No puedo negar mi asombro al leer en varios periódicos de circulación nacional las declaraciones del vocero de la policía nacional, coronel Frank Félix Duran Mejía, en el sentido de requerirles a los oficiales pertenecientes a esa institución realizar su declaración jurada de patrimonio.

Confieso que el asombro fue mayor cuando más adelante al continuar la lectura del texto informativo encuentro la advertencia de que aquellos oficiales que no acaten la referida disposición policial se expondrían hacer sancionados hasta con la cancelación por el Consejo Superior Policial por faltas graves.

De entrada pienso, que esta iniciativa tomada por la Policía Nacional debe ser apoyada, estimulada y vigilada por todos los sectores de la sociedad dominicana que en realidad están comprometido con la transparencia y la rendición de cuentas a todos los niveles.

Aquí todos sabemos del descredito y mala reputación de ese cuerpo del orden, sus historias son horribles, sus cuestionamientos en términos de moral pública tradicionalmente han sido vergonzosos.

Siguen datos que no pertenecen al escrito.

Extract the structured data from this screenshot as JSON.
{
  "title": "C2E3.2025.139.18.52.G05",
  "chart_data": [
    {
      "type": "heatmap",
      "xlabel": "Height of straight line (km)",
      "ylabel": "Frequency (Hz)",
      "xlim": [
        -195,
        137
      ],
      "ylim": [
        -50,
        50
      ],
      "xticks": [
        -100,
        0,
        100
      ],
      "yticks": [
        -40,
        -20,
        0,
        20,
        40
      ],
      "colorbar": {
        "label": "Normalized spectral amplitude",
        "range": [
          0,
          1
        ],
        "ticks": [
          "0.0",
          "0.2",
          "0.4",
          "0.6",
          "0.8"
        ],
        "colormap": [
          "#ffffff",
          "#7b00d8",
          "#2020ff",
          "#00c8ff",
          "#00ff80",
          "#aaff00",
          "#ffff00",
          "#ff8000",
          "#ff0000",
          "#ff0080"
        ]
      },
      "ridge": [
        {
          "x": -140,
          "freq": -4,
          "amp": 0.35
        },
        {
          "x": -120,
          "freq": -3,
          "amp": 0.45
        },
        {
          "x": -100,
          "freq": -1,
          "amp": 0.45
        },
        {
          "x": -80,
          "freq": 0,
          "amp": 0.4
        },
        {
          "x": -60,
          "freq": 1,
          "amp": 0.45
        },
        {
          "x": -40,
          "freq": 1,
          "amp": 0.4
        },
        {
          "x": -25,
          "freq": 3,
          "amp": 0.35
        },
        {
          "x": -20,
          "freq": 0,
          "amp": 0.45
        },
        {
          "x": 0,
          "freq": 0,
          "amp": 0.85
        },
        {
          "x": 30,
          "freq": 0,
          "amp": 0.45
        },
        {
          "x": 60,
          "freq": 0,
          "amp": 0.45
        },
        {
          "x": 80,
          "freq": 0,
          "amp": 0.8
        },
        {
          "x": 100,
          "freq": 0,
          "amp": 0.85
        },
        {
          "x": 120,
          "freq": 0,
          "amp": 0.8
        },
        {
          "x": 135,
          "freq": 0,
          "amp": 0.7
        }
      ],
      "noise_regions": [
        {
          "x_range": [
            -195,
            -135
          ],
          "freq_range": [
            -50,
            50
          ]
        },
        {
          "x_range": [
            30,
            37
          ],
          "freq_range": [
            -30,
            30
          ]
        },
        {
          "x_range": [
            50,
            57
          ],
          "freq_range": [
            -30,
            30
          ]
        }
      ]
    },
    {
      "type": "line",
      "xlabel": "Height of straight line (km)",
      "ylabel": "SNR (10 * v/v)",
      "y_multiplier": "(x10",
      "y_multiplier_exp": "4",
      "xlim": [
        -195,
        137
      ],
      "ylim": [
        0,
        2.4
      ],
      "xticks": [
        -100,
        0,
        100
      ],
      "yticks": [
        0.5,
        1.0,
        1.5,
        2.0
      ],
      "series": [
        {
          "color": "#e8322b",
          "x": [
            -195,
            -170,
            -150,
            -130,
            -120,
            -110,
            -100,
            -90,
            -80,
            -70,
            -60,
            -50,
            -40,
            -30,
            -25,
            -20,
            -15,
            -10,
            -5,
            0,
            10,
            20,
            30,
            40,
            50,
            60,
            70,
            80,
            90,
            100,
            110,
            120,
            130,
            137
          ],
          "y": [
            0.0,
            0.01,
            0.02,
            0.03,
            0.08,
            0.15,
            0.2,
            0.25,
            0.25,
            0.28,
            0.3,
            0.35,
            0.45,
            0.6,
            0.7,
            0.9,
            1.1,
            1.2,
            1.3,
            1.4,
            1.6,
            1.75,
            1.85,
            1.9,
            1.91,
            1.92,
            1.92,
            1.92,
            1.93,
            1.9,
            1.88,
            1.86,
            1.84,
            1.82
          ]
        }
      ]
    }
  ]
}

Ahora bien, visto que hay una cruzada de transparencia y rendición de cuentas por todo el mundo, en donde se pretende que las instituciones públicas se manejen como una casita de cristal, le haría bien a otros estamentos del Estado dominicano, como por ejemplo, Las Fuerzas Armadas Dominicana hacer lo propio.

Lo digo porque sobre esas dos entidades públicas históricamente se ha dicho y se dice de todo y con frecuencia se escuchan denuncias de conductas indelicadas atribuidas a algunos hombres de uniformes de alto rango, tanto de las Fuerzas Armadas como de la Policía Nacional.

Ha llegado el momento de no permitir vacas sagradas, es el tiempo de que todo aquel que ostente un cargo elevado en la estructura del Estado o que maneje dinero público rinda cuentas a los ciudadanos de ese país.

No se puede seguir permitiendo que en las filas policiales y en los cuerpos militares en pleno siglo XXI permanezcan algunos comportamientos y procedimientos propios de la Guerra Fría. Aquí las reglas deben aplicarse para todos por igual, esas instituciones no pueden manejarse como un Estado paralelo. El tiempo cambió ¡bien por la Policía!